Un claro encuentro con las formas abstractas sitúa esta obra en el contexto de los años ochenta: el rechazo al subjetivismo neo-expresionista y la aceptación de una abstracción simulada que evita la carga de originalidad. La dinámica central que utiliza Rufo Criado distribuye el peso compositivo por toda la superficie de la obra creando impulsos que parecen emerger en un proceso de dentro-fuera-dentro desde la nitidez en formas, dimensiones, situación y carácter equilibrado de los ritmos.
También desde el color se refuerza este juego dinámico-sensorial de los azules muy limpios y palpitantes, que contrastan con la aparente quietud de los oros cálidos y fríos, más estáticos.
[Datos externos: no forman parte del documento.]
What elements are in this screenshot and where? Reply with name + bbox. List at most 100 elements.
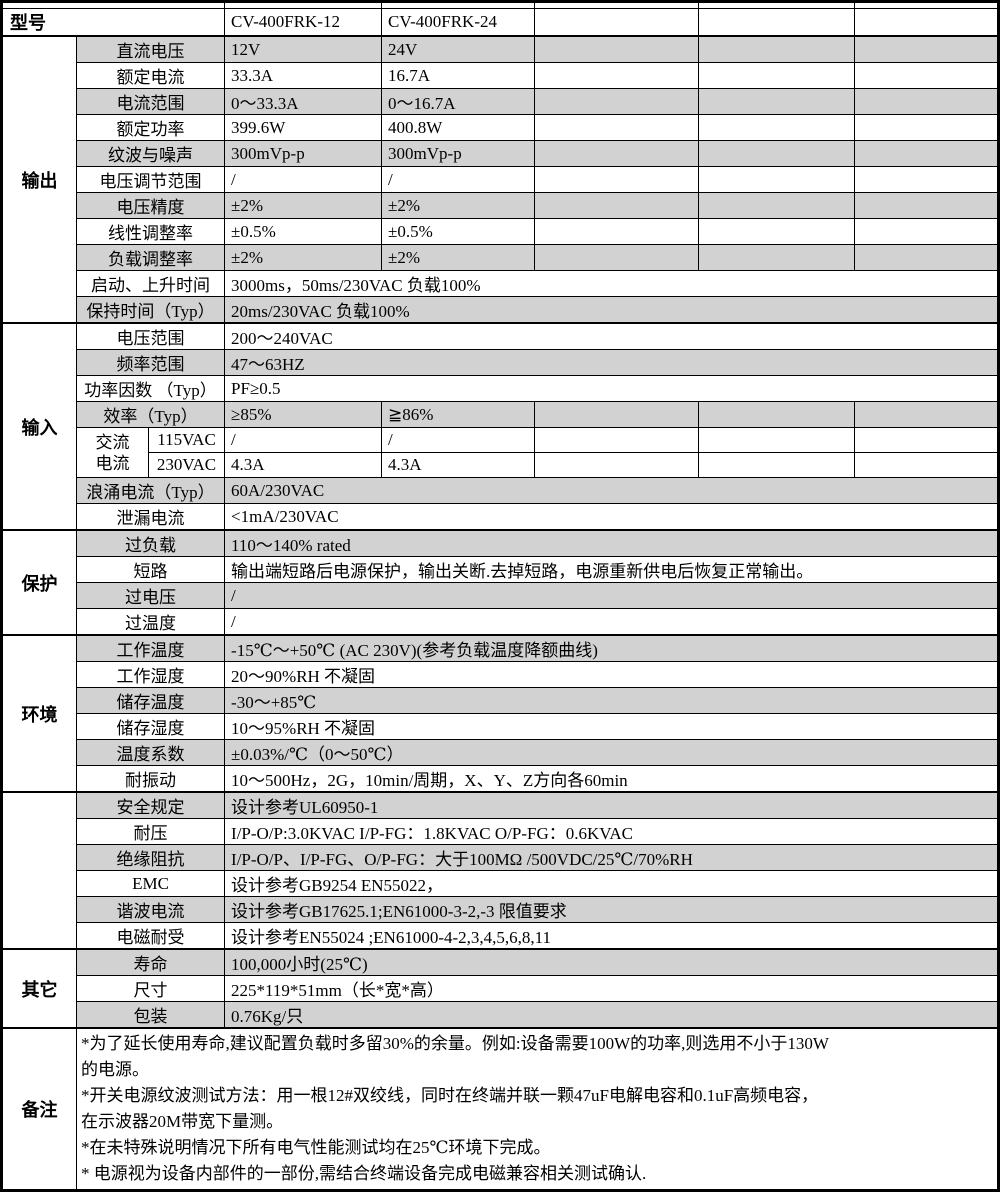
table-row: 耐压 I/P-O/P:3.0KVAC I/P-FG：1.8KVAC O/P-FG：… [2, 818, 1000, 845]
param-label: 工作湿度 [75, 661, 226, 688]
table-row: 绝缘阻抗 I/P-O/P、I/P-FG、O/P-FG：大于100MΩ /500VD… [2, 844, 1000, 871]
group-cell: 输出 [1, 35, 77, 324]
table-row: 型号 CV-400FRK-12 CV-400FRK-24 [0, 8, 1000, 37]
empty-cell [698, 427, 856, 453]
table-row: 浪涌电流（Typ） 60A/230VAC [2, 477, 1000, 504]
empty-cell [854, 218, 1000, 245]
sub-param-label: 115VAC [147, 427, 226, 453]
value-cell: / [224, 608, 1000, 636]
value-cell: ±0.5% [381, 218, 536, 245]
empty-cell [534, 401, 700, 428]
empty-cell [534, 166, 700, 193]
empty-cell [698, 244, 856, 271]
value-cell: 12V [224, 35, 383, 63]
empty-cell [698, 62, 856, 89]
value-cell: 4.3A [381, 452, 536, 478]
value-cell: ≧86% [381, 401, 536, 428]
value-cell: 20ms/230VAC 负载100% [224, 296, 1000, 324]
param-label: 尺寸 [75, 975, 226, 1002]
note-line: *为了延长使用寿命,建议配置负载时多留30%的余量。例如:设备需要100W的功率… [81, 1034, 829, 1053]
value-cell: 0.76Kg/只 [224, 1001, 1000, 1029]
value-cell: 47～63HZ [224, 349, 1000, 376]
empty-cell [534, 35, 700, 63]
empty-cell [534, 140, 700, 167]
param-label: 电磁耐受 [75, 922, 226, 950]
table-row: 谐波电流 设计参考GB17625.1;EN61000-3-2,-3 限值要求 [2, 896, 1000, 923]
param-label: 过负载 [75, 529, 226, 557]
value-cell: 设计参考UL60950-1 [224, 791, 1000, 819]
value-cell: I/P-O/P、I/P-FG、O/P-FG：大于100MΩ /500VDC/25… [224, 844, 1000, 871]
table-row: 泄漏电流 <1mA/230VAC [2, 503, 1000, 531]
param-label: 功率因数 （Typ） [75, 375, 226, 402]
value-cell: 设计参考GB17625.1;EN61000-3-2,-3 限值要求 [224, 896, 1000, 923]
empty-cell [854, 62, 1000, 89]
table-row: 储存温度 -30～+85℃ [2, 687, 1000, 714]
empty-cell [854, 88, 1000, 115]
value-cell: 300mVp-p [224, 140, 383, 167]
table-row: 储存湿度 10～95%RH 不凝固 [2, 713, 1000, 740]
value-cell: -15℃～+50℃ (AC 230V)(参考负载温度降额曲线) [224, 634, 1000, 662]
table-row: 输出 直流电压 12V 24V [1, 35, 1000, 324]
value-cell: / [224, 582, 1000, 609]
empty-cell [854, 140, 1000, 167]
param-label: 纹波与噪声 [75, 140, 226, 167]
table-row: 线性调整率 ±0.5% ±0.5% [2, 218, 1000, 245]
empty-cell [698, 88, 856, 115]
model-value: CV-400FRK-24 [381, 8, 536, 37]
empty-cell [698, 35, 856, 63]
empty-cell [534, 244, 700, 271]
empty-cell [854, 35, 1000, 63]
value-cell: ±2% [224, 192, 383, 219]
table-row: 过温度 / [2, 608, 1000, 636]
param-label: 耐振动 [75, 765, 226, 793]
group-cell: 备注 [1, 1027, 77, 1191]
table-row: 耐振动 10～500Hz，2G，10min/周期，X、Y、Z方向各60min [2, 765, 1000, 793]
param-label: 浪涌电流（Typ） [75, 477, 226, 504]
table-row: 交流 电流 115VAC / / [2, 427, 1000, 478]
table-row: 保护 过负载 110～140% rated [1, 529, 1000, 636]
empty-cell [534, 218, 700, 245]
table-row: 额定功率 399.6W 400.8W [2, 114, 1000, 141]
param-label: 谐波电流 [75, 896, 226, 923]
corner-cell [0, 1, 226, 9]
param-label: 直流电压 [75, 35, 226, 63]
empty-cell [854, 114, 1000, 141]
value-cell: 399.6W [224, 114, 383, 141]
table-row: 其它 寿命 100,000小时(25℃) [1, 948, 1000, 1029]
empty-cell [534, 8, 700, 37]
value-cell: I/P-O/P:3.0KVAC I/P-FG：1.8KVAC O/P-FG：0.… [224, 818, 1000, 845]
value-cell: ±2% [381, 244, 536, 271]
value-cell: 0～33.3A [224, 88, 383, 115]
value-cell: 输出端短路后电源保护，输出关断.去掉短路，电源重新供电后恢复正常输出。 [224, 556, 1000, 583]
param-label: 效率（Typ） [75, 401, 226, 428]
value-cell: 10～95%RH 不凝固 [224, 713, 1000, 740]
value-cell: ±2% [381, 192, 536, 219]
table-row: 过电压 / [2, 582, 1000, 609]
value-cell: / [224, 166, 383, 193]
param-label: 电压调节范围 [75, 166, 226, 193]
empty-cell [698, 114, 856, 141]
empty-cell [224, 1, 383, 9]
value-cell: ±0.03%/℃（0～50℃） [224, 739, 1000, 766]
group-cell: 输入 [1, 322, 77, 531]
empty-cell [854, 452, 1000, 478]
table-row: 额定电流 33.3A 16.7A [2, 62, 1000, 89]
value-cell: ±0.5% [224, 218, 383, 245]
value-cell: 设计参考EN55024 ;EN61000-4-2,3,4,5,6,8,11 [224, 922, 1000, 950]
group-cell: 环境 [1, 634, 77, 793]
value-cell: ≥85% [224, 401, 383, 428]
table-row: 230VAC 4.3A 4.3A [2, 452, 1000, 478]
param-label: 负载调整率 [75, 244, 226, 271]
param-label: 绝缘阻抗 [75, 844, 226, 871]
param-label: 短路 [75, 556, 226, 583]
value-cell: 225*119*51mm（长*宽*高） [224, 975, 1000, 1002]
empty-cell [698, 452, 856, 478]
value-cell: 3000ms，50ms/230VAC 负载100% [224, 270, 1000, 297]
param-label: 安全规定 [75, 791, 226, 819]
param-label: 电流范围 [75, 88, 226, 115]
table-row: 短路 输出端短路后电源保护，输出关断.去掉短路，电源重新供电后恢复正常输出。 [2, 556, 1000, 583]
value-cell: 0～16.7A [381, 88, 536, 115]
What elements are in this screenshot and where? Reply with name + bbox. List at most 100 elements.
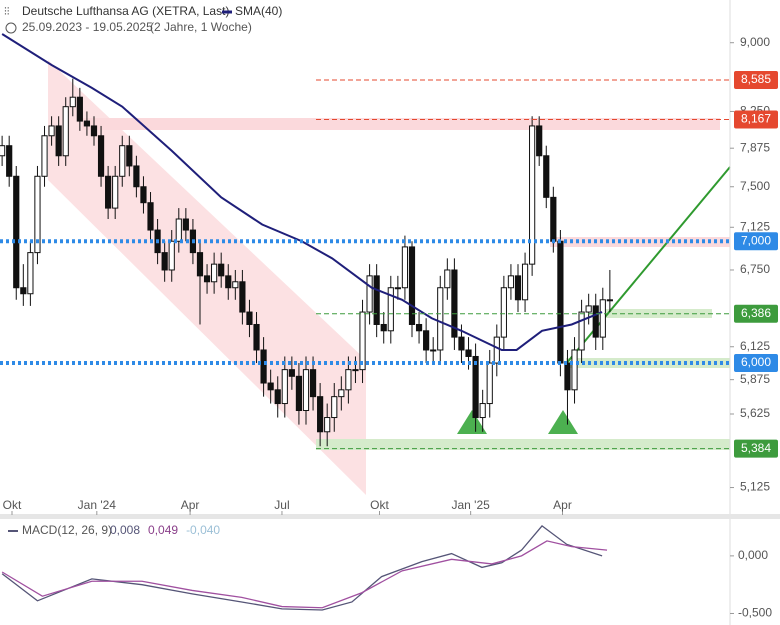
triangle xyxy=(548,410,578,434)
candle-body xyxy=(331,396,338,419)
candle-body xyxy=(380,323,387,332)
level-label: 7,000 xyxy=(741,233,771,247)
level-tag xyxy=(734,304,778,323)
candle-body xyxy=(48,125,55,137)
level-label: 6,000 xyxy=(741,355,771,369)
x-tick-label: Jan '25 xyxy=(451,498,490,512)
candle-body xyxy=(606,299,613,302)
candle-body xyxy=(161,252,168,271)
candle-body xyxy=(196,252,204,277)
candle-body xyxy=(592,305,599,338)
candle-body xyxy=(430,349,437,352)
candle-body xyxy=(408,246,416,325)
y-tick-label: 6,125 xyxy=(740,339,770,353)
candle-body xyxy=(309,369,317,398)
y-tick-label: 9,000 xyxy=(740,35,770,49)
separator xyxy=(0,514,780,519)
legend: ⫶⫶ Deutsche Lufthansa AG (XETRA, Last) S… xyxy=(4,4,282,537)
candle-body xyxy=(571,349,578,391)
y-tick-label: -0,500 xyxy=(738,606,772,620)
x-tick-label: Apr xyxy=(181,498,200,512)
y-tick-label: 7,125 xyxy=(740,219,770,233)
candle-body xyxy=(246,311,253,325)
level-label: 6,386 xyxy=(741,306,771,320)
candle-body xyxy=(147,202,154,231)
candle-body xyxy=(27,252,34,295)
candle-body xyxy=(338,389,345,398)
candle-body xyxy=(423,330,430,351)
candle-body xyxy=(62,106,69,157)
candle-body xyxy=(458,336,465,351)
x-tick-label: Apr xyxy=(553,498,572,512)
candle-body xyxy=(366,275,373,313)
candle-body xyxy=(543,155,550,198)
candle-body xyxy=(232,281,239,289)
sma-line xyxy=(1,33,603,351)
candle-body xyxy=(90,125,98,137)
candle-body xyxy=(352,369,359,372)
level-label: 8,167 xyxy=(741,112,771,126)
candle-body xyxy=(0,145,6,157)
y-tick-label: 7,500 xyxy=(740,179,770,193)
level-tag xyxy=(734,232,778,251)
readout-value: -0,040 xyxy=(186,523,220,537)
level-tag xyxy=(734,354,778,373)
level-tag xyxy=(734,110,778,129)
candle-body xyxy=(472,355,479,419)
candle-body xyxy=(20,287,27,295)
y-tick-label: 0,000 xyxy=(738,548,768,562)
candle-body xyxy=(557,240,564,364)
candle-body xyxy=(288,369,295,377)
icon xyxy=(5,22,17,34)
candle-body xyxy=(394,287,401,290)
candle-body xyxy=(112,175,119,209)
candle-body xyxy=(444,269,451,289)
macd-title: MACD(12, 26, 9) xyxy=(22,523,112,537)
chart-title: Deutsche Lufthansa AG (XETRA, Last) xyxy=(22,4,229,18)
y-tick-label: 5,125 xyxy=(740,480,770,494)
candle-body xyxy=(41,135,48,177)
candle-body xyxy=(536,125,543,157)
candle-body xyxy=(140,186,147,204)
candle-body xyxy=(119,145,126,177)
candle-body xyxy=(274,389,281,405)
candle-body xyxy=(387,287,394,332)
candle-body xyxy=(564,362,571,391)
candle-body xyxy=(76,96,83,122)
candle-body xyxy=(55,125,62,157)
candle-body xyxy=(295,375,303,412)
candle-body xyxy=(133,165,140,188)
candle-body xyxy=(69,96,76,108)
candle-body xyxy=(578,311,585,351)
candle-body xyxy=(126,145,133,167)
candle-body xyxy=(211,263,218,283)
resistance-zone xyxy=(82,118,720,130)
candle-body xyxy=(239,281,246,313)
candle-body xyxy=(317,396,324,433)
zone xyxy=(550,237,730,247)
candle-body xyxy=(13,175,20,289)
candle-body xyxy=(479,403,486,419)
candle-body xyxy=(521,263,529,301)
icon: ⫶⫶ xyxy=(4,6,10,18)
candle-body xyxy=(225,275,232,289)
y-tick-label: 5,875 xyxy=(740,372,770,386)
candle-body xyxy=(529,125,536,265)
candle-body xyxy=(451,269,458,338)
candle-body xyxy=(302,369,310,412)
candle-body xyxy=(585,305,592,313)
candle-body xyxy=(182,218,189,231)
candle-body xyxy=(493,336,500,364)
candle-body xyxy=(168,240,175,271)
support-zone xyxy=(316,439,730,450)
candle-body xyxy=(203,275,211,283)
candle-body xyxy=(550,196,557,242)
x-tick-label: Okt xyxy=(3,498,22,512)
candle-body xyxy=(500,287,507,338)
y-tick-label: 5,625 xyxy=(740,406,770,420)
macd-line xyxy=(1,525,603,611)
y-tick-label: 6,750 xyxy=(740,262,770,276)
candle-body xyxy=(253,323,260,351)
candle-body xyxy=(507,275,515,289)
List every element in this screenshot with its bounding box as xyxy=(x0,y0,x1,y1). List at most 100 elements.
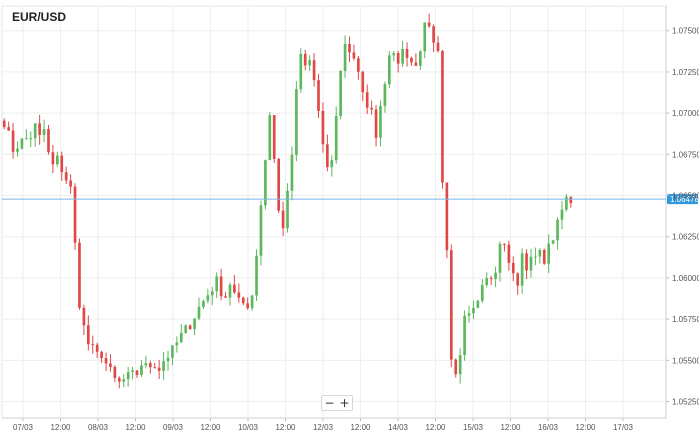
zoom-in-button[interactable]: + xyxy=(339,396,350,410)
candle-up xyxy=(392,53,396,56)
x-tick-label: 07/03 xyxy=(13,423,34,432)
x-tick-label: 12:00 xyxy=(575,423,596,432)
candle-down xyxy=(281,210,285,229)
candle-up xyxy=(250,295,254,309)
grid-layer xyxy=(1,5,667,419)
candles-layer xyxy=(2,13,573,389)
candle-down xyxy=(326,144,329,168)
candle-up xyxy=(33,123,37,139)
candle-up xyxy=(42,129,46,135)
candle-up xyxy=(202,300,205,307)
x-tick-label: 12:00 xyxy=(125,423,146,432)
candle-up xyxy=(423,22,427,52)
candle-down xyxy=(396,53,400,64)
candle-up xyxy=(547,243,551,264)
candle-up xyxy=(467,313,471,316)
symbol-title: EUR/USD xyxy=(12,10,67,24)
candle-down xyxy=(47,129,50,153)
candle-up xyxy=(193,318,196,330)
candle-up xyxy=(472,307,475,314)
candle-down xyxy=(73,186,77,243)
candle-up xyxy=(538,249,542,257)
candle-down xyxy=(86,325,90,345)
x-tick-label: 12:00 xyxy=(350,423,371,432)
candle-up xyxy=(330,160,334,168)
candle-down xyxy=(153,367,157,369)
candle-down xyxy=(272,115,276,159)
x-tick-label: 10/03 xyxy=(238,423,259,432)
candle-up xyxy=(498,243,502,273)
candle-up xyxy=(255,255,258,296)
candle-down xyxy=(436,42,440,51)
candle-up xyxy=(290,154,294,191)
candle-down xyxy=(60,155,64,173)
candle-up xyxy=(520,253,524,286)
y-tick-label: 1.05250 xyxy=(672,398,699,407)
candle-up xyxy=(228,284,232,298)
candle-down xyxy=(317,80,320,111)
candle-up xyxy=(551,240,555,244)
candle-down xyxy=(78,242,81,308)
candle-up xyxy=(383,84,387,106)
y-tick-label: 1.07000 xyxy=(672,109,699,118)
candle-down xyxy=(64,172,68,181)
y-tick-label: 1.06250 xyxy=(672,233,699,242)
candle-down xyxy=(374,109,378,138)
candle-down xyxy=(224,296,227,298)
y-tick-label: 1.05750 xyxy=(672,315,699,324)
candle-down xyxy=(427,22,431,27)
candle-up xyxy=(494,272,497,280)
candle-down xyxy=(237,292,241,298)
candle-up xyxy=(206,295,210,301)
candle-up xyxy=(131,370,134,373)
candle-up xyxy=(215,276,219,292)
candle-up xyxy=(463,315,466,355)
candle-up xyxy=(166,357,170,362)
x-tick-label: 17/03 xyxy=(613,423,634,432)
candle-up xyxy=(299,53,303,90)
candle-down xyxy=(357,58,360,72)
current-price-tag xyxy=(667,194,698,205)
candle-down xyxy=(503,243,506,245)
candle-up xyxy=(286,190,289,229)
candle-down xyxy=(100,351,103,359)
candle-down xyxy=(117,377,121,382)
candle-down xyxy=(405,48,409,58)
x-tick-label: 12:00 xyxy=(500,423,521,432)
candle-up xyxy=(20,138,24,149)
x-tick-label: 12:00 xyxy=(425,423,446,432)
candle-down xyxy=(516,273,520,286)
candle-up xyxy=(339,70,342,116)
candle-up xyxy=(529,256,533,271)
y-tick-label: 1.06500 xyxy=(672,192,699,201)
candle-up xyxy=(140,365,143,375)
candle-down xyxy=(38,123,41,135)
candle-up xyxy=(179,332,183,343)
candle-down xyxy=(348,43,351,53)
candle-down xyxy=(410,57,413,63)
candle-down xyxy=(303,53,307,66)
candle-down xyxy=(489,278,493,280)
candle-down xyxy=(432,26,435,43)
candle-up xyxy=(476,300,480,308)
candle-down xyxy=(7,127,10,131)
candle-down xyxy=(454,359,458,375)
zoom-out-button[interactable]: − xyxy=(324,396,335,410)
candle-up xyxy=(264,160,267,206)
candle-down xyxy=(148,363,152,368)
candle-up xyxy=(197,306,201,319)
candle-down xyxy=(157,367,161,371)
candle-down xyxy=(188,325,192,330)
candle-up xyxy=(268,115,272,161)
candle-down xyxy=(445,182,449,251)
candle-down xyxy=(321,110,325,145)
candle-up xyxy=(184,325,188,333)
candle-up xyxy=(343,43,347,71)
candle-up xyxy=(534,256,537,258)
candle-up xyxy=(556,219,559,241)
candle-up xyxy=(485,278,489,286)
x-tick-label: 12:00 xyxy=(275,423,296,432)
y-tick-label: 1.06000 xyxy=(672,274,699,283)
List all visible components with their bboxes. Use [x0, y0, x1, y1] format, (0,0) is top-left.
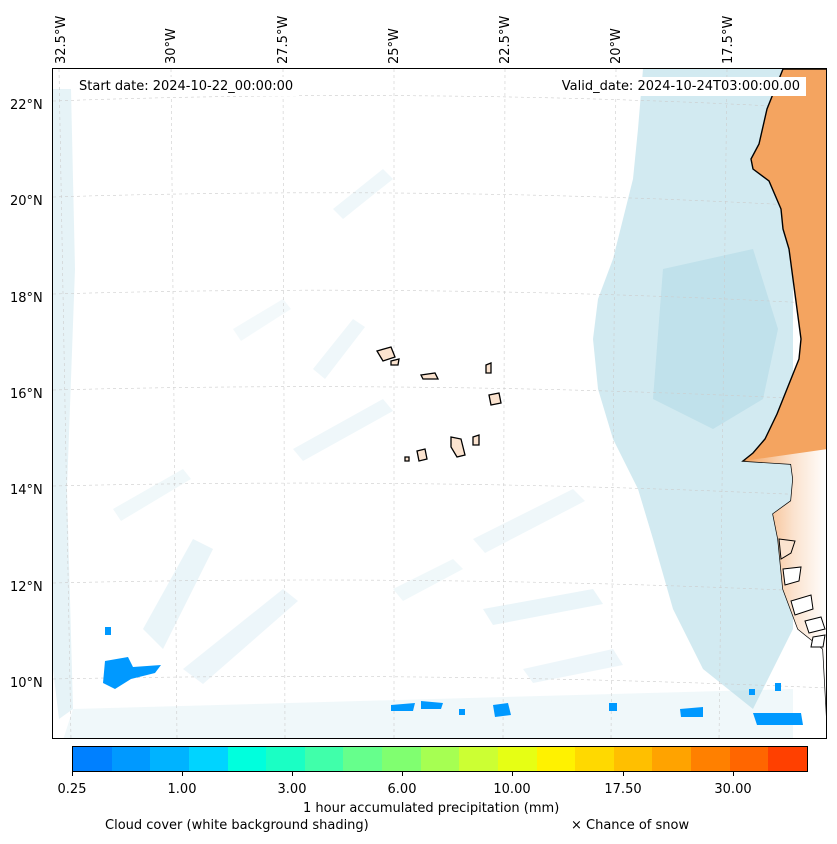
- colorbar-segment-7: [343, 747, 382, 771]
- island-sao-vicente: [390, 358, 400, 366]
- island-santiago: [450, 436, 466, 458]
- cbar-tick-mark: [72, 772, 73, 776]
- cloud-cover-legend: Cloud cover (white background shading): [105, 818, 369, 833]
- lat-label-14n: 14°N: [10, 483, 43, 498]
- lon-label-25w: 25°W: [387, 28, 402, 64]
- lat-label-20n: 20°N: [10, 194, 43, 209]
- island-sal: [485, 362, 492, 374]
- lon-label-17-5w: 17.5°W: [721, 15, 736, 64]
- cbar-tick-mark: [402, 772, 403, 776]
- cbar-tick-mark: [733, 772, 734, 776]
- cloud-cover-layer: [53, 69, 793, 738]
- lon-label-32-5w: 32.5°W: [54, 15, 69, 64]
- lon-label-27-5w: 27.5°W: [276, 15, 291, 64]
- cbar-tick-label-1-00: 1.00: [167, 782, 197, 797]
- africa-coast: [741, 69, 826, 717]
- island-boa-vista: [488, 392, 502, 406]
- precipitation-colorbar: [72, 746, 808, 772]
- colorbar-segment-1: [111, 747, 151, 771]
- graticule: [53, 69, 826, 738]
- colorbar-segment-18: [768, 747, 807, 771]
- colorbar-segment-4: [227, 747, 267, 771]
- colorbar-segment-12: [536, 747, 576, 771]
- island-fogo: [416, 448, 428, 462]
- lat-label-16n: 16°N: [10, 387, 43, 402]
- cape-verde-islands: [376, 346, 502, 462]
- lon-label-22-5w: 22.5°W: [498, 15, 513, 64]
- cbar-tick-label-3-00: 3.00: [277, 782, 307, 797]
- colorbar-segment-0: [73, 747, 112, 771]
- colorbar-segment-13: [575, 747, 614, 771]
- colorbar-segment-15: [652, 747, 691, 771]
- colorbar-segment-8: [382, 747, 421, 771]
- cbar-tick-label-6-00: 6.00: [387, 782, 417, 797]
- cbar-tick-label-10-00: 10.00: [493, 782, 531, 797]
- lon-label-20w: 20°W: [609, 28, 624, 64]
- colorbar-segment-6: [304, 747, 344, 771]
- island-santo-antao: [376, 346, 396, 362]
- snow-chance-legend: × Chance of snow: [571, 818, 690, 833]
- colorbar-segment-3: [188, 747, 228, 771]
- colorbar-segment-11: [497, 747, 537, 771]
- precipitation-layer: [103, 627, 803, 725]
- colorbar-segment-17: [729, 747, 769, 771]
- valid-date-label: Valid_date: 2024-10-24T03:00:00.00: [555, 77, 806, 96]
- island-brava: [404, 456, 410, 462]
- cbar-tick-label-30-00: 30.00: [714, 782, 752, 797]
- lon-label-30w: 30°W: [164, 28, 179, 64]
- colorbar-segment-14: [613, 747, 653, 771]
- colorbar-segment-9: [420, 747, 460, 771]
- colorbar-segment-10: [459, 747, 498, 771]
- lat-label-22n: 22°N: [10, 98, 43, 113]
- lat-label-18n: 18°N: [10, 291, 43, 306]
- cbar-tick-mark: [292, 772, 293, 776]
- lat-label-10n: 10°N: [10, 676, 43, 691]
- island-maio: [472, 434, 480, 446]
- colorbar-segment-5: [266, 747, 305, 771]
- map-canvas: [53, 69, 826, 738]
- colorbar-segment-16: [691, 747, 730, 771]
- cbar-tick-mark: [182, 772, 183, 776]
- start-date-label: Start date: 2024-10-22_00:00:00: [73, 77, 300, 96]
- colorbar-label: 1 hour accumulated precipitation (mm): [303, 801, 560, 816]
- lat-label-12n: 12°N: [10, 580, 43, 595]
- cbar-tick-label-17-50: 17.50: [604, 782, 642, 797]
- island-sao-nicolau: [420, 372, 440, 380]
- cbar-tick-mark: [623, 772, 624, 776]
- colorbar-segment-2: [150, 747, 189, 771]
- cbar-tick-mark: [512, 772, 513, 776]
- map-panel: Start date: 2024-10-22_00:00:00 Valid_da…: [52, 68, 827, 739]
- cbar-tick-label-0-25: 0.25: [57, 782, 87, 797]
Este contraste dinamiza la mirada y provoca al espectador, le lleva a una lectura de un cuadro dentro de un cuadro con una fuerza recursiva desde la que se retoman tradiciones prerrenacentistas muy suntuosas y de imaginería devocional.
Los ritmos centrados nos sugieren el renacer de otros momentos históricos; un renacer con vida propia en esta obra y al que puede dar sentido una lectura de Rudolf Arnheim en sus estudios sobre el poder del centro: «El formato del cuadro ha experimentado un resurgimiento en los últimos cien años aproximadamente. Guarda ello relación con la tendencia a vencer la sensación de peso propia de los artefactos de nuestra cultura. En la medida en que el arte desee reflejar la experiencia de vivir con las restricciones inherentes a la existencia humana, es probable que ponga de manifiesto la anisotropía del espacio, la necesidad de hacer frente al peso»*.
El posible estatismo del centro y de la simetría compositiva provocada por la presentación formal de la obra se rompe y se dinamiza, también, en la evocación de un misterio que nace del interior de la oscuridad del fondo central. El “quiebro” del enrejado azul sobre las oscuras formas centrales permite y da vías a una salida imaginativa y a dejarse llevar del placer y la experiencia de mirar.